Вид Морганы был страшен: бледная, с полубезумным, горящим яростью взором, она казалась вышедшей из ада фурией.
— Что случилось? — встревожился я.
— Плохие вести из Британии, сир, — даже голос ее изменился до неузнаваемости: стал сухим и отрывистым. — Погибла моя сестра. Моргауза.
— Артур?! — вскричал я.
— Нет… Но это дело рук его дьявольской свиты! Самой атмосферы, царящей вокруг рыжего дьявола! Она влюбилась в одного из ваших воспитанников, приехавших с Аввалона. Вы должны помнить его, сир. Его звали Ламорак.
— Да, помню. Миловидный, очень скромный паренек. Имел склонность к алгебре и астрономии. Хороший воин.
— Один из лучших, — подтвердила Моргана. — А эта кошка, нацепившая маску «блюстительницы нравов», Гвиневера, чтоб ей в аду гореть, прилюдно устыдила и науськала сына Моргаузы — Техериса.

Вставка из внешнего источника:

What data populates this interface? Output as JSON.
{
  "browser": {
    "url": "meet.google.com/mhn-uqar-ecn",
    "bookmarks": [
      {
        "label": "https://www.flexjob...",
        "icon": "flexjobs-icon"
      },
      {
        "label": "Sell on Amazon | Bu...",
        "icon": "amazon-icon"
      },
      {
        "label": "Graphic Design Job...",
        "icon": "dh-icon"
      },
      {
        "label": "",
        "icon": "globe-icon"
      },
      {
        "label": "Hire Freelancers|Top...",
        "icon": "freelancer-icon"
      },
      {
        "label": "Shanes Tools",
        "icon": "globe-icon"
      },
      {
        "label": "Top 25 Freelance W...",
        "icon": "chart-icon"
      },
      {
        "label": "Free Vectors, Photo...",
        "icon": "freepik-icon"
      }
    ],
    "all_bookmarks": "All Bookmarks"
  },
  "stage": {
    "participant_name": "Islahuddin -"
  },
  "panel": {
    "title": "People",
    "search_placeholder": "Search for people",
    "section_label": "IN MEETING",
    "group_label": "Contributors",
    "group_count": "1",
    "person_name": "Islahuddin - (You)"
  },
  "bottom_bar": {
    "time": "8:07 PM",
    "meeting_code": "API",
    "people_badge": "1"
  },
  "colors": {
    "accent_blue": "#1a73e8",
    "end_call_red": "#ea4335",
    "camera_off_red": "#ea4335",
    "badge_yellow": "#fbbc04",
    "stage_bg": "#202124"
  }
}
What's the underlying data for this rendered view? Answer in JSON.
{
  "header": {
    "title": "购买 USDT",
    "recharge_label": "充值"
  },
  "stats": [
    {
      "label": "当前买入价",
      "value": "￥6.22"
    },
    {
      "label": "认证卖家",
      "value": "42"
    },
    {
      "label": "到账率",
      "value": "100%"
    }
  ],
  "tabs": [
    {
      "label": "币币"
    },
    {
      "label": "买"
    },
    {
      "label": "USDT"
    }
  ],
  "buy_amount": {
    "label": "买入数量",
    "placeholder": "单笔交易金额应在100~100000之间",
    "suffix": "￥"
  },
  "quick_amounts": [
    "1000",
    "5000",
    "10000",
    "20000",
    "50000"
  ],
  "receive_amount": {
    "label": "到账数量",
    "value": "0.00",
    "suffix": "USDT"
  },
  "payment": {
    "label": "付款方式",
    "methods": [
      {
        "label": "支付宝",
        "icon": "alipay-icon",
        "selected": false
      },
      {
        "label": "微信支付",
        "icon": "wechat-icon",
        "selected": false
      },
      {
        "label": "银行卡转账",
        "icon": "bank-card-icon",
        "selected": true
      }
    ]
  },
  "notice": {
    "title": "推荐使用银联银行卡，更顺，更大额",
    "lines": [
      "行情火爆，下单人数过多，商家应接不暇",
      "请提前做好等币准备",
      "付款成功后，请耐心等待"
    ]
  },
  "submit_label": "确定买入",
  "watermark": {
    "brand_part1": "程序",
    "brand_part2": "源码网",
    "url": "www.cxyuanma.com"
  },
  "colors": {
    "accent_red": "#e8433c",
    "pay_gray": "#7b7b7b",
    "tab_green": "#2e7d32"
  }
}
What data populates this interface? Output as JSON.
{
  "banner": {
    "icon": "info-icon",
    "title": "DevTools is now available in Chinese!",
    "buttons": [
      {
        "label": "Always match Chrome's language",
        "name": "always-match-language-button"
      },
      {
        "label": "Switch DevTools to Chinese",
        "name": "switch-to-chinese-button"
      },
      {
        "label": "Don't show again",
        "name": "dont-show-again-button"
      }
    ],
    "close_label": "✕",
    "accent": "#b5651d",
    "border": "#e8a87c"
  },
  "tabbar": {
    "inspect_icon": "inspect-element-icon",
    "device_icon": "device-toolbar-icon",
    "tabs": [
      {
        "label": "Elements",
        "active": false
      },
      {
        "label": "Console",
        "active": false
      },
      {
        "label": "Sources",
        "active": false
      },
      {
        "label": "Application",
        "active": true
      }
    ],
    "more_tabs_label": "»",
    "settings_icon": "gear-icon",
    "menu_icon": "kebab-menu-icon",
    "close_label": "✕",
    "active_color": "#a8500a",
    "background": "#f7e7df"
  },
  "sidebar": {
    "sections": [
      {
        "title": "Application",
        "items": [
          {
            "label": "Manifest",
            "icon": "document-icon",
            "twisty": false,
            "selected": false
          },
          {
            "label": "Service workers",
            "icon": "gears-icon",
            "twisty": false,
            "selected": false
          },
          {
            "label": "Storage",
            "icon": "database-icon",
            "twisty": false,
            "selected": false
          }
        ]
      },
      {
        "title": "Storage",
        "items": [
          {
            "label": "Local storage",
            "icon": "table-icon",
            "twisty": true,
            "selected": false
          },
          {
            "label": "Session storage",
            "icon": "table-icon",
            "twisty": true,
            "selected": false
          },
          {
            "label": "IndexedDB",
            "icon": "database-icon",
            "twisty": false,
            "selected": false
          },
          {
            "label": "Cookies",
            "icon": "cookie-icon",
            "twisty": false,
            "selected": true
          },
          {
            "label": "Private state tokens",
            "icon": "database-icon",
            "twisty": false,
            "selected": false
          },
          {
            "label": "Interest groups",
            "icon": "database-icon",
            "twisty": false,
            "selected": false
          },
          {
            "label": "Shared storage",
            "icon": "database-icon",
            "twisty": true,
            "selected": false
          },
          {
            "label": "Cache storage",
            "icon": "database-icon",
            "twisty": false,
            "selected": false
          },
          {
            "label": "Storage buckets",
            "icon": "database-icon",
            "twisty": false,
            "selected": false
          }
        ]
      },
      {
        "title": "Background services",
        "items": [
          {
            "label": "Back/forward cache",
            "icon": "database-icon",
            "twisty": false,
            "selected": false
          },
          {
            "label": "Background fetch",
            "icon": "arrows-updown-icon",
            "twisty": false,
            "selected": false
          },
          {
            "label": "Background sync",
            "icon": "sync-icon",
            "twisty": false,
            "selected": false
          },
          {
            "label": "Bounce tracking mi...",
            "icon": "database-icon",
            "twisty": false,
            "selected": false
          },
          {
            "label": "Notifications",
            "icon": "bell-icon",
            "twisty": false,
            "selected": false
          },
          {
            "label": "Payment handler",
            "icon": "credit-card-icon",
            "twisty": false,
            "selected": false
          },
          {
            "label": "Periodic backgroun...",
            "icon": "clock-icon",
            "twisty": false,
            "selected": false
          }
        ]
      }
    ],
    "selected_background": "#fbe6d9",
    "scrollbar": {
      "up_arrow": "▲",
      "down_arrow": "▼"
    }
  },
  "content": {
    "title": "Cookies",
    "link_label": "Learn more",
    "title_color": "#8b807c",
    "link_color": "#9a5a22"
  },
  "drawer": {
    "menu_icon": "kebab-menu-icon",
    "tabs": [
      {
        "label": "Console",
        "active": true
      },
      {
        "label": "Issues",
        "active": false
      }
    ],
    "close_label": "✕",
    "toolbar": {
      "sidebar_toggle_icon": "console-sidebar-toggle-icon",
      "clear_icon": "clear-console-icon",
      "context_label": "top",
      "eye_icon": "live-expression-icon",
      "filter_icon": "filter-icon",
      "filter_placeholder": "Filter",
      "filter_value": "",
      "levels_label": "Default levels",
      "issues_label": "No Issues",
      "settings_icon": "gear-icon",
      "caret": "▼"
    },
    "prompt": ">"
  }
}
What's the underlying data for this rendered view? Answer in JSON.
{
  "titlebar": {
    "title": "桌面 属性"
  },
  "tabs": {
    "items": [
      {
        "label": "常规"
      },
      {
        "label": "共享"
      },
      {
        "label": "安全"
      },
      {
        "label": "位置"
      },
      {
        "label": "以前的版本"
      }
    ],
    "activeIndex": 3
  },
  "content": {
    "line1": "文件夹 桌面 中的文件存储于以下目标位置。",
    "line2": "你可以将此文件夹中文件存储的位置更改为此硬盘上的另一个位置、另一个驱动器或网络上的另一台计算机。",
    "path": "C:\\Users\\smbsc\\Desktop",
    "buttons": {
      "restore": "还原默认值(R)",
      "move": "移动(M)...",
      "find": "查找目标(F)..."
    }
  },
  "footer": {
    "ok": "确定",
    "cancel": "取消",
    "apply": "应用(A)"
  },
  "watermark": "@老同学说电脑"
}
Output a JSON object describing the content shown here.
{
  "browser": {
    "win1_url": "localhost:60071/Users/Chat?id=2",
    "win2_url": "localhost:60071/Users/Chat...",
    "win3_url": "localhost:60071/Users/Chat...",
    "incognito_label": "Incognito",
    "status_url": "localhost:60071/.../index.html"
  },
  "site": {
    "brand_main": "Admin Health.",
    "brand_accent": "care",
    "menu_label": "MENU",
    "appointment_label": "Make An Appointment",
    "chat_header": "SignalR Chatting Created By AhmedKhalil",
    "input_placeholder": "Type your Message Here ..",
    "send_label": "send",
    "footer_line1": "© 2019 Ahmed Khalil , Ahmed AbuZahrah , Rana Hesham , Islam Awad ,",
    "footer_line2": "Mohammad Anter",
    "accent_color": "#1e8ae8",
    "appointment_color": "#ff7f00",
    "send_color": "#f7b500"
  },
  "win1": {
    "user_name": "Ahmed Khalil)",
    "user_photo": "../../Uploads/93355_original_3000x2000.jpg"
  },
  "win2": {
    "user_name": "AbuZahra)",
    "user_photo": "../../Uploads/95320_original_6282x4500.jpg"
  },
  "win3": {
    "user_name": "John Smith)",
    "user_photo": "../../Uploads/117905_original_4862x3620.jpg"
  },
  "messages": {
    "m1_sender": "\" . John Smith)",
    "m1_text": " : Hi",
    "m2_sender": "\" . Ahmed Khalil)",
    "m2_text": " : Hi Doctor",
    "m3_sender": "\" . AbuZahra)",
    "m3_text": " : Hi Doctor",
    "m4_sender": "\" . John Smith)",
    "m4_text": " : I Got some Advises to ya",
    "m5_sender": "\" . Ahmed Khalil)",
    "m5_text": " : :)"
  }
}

— Тоже хорошо помню, — сказал я. — Темноволосый крепыш, увлекался греко-римской борьбой…
— Он убил свою мать! — сказала Моргана. — Убил, застав ее в спальне с Ламораком! Его изгнали, а Ламорака убил Мордред на поединке… Моя сестра — мертва…
— Я сочувствую твоему горю, девочка, — сказал я. — Что я могу для тебя сделать?
— Отпустите меня на похороны.
— Но, Моргана…
— Не бойтесь, сир, я не убью Артура, — разгадала она мои мысли. — Для этого у него слишком хорошая охрана. А класть свою голову в обмен на его не могу — я поклялась еще спеть над его телом. Рано или поздно я найду подходящий момент, но сейчас я еще не готова…
— Что ж, тогда поезжай. Рыцарь Аккалон тебя проводит. В Британии не так безопасно, как на Аввалоне.
— Я не беззащитная девочка, — напомнила она.
— Тогда не поедешь.
Она секунду подумала, коротко поклонилась и ушла.
— Бедные дети, — сказал Мерлин.
— Это моя вина, — признал я. — Я воспитывал их не для того мира, а для этого… Они не выживут в Британии, как не выжил бы никто из моего мира.
— Но вы же смогли?
— Я — другое дело, — вздохнул я. — Простите, Мерлин, но я пойду. Нет настроения для философских бесед.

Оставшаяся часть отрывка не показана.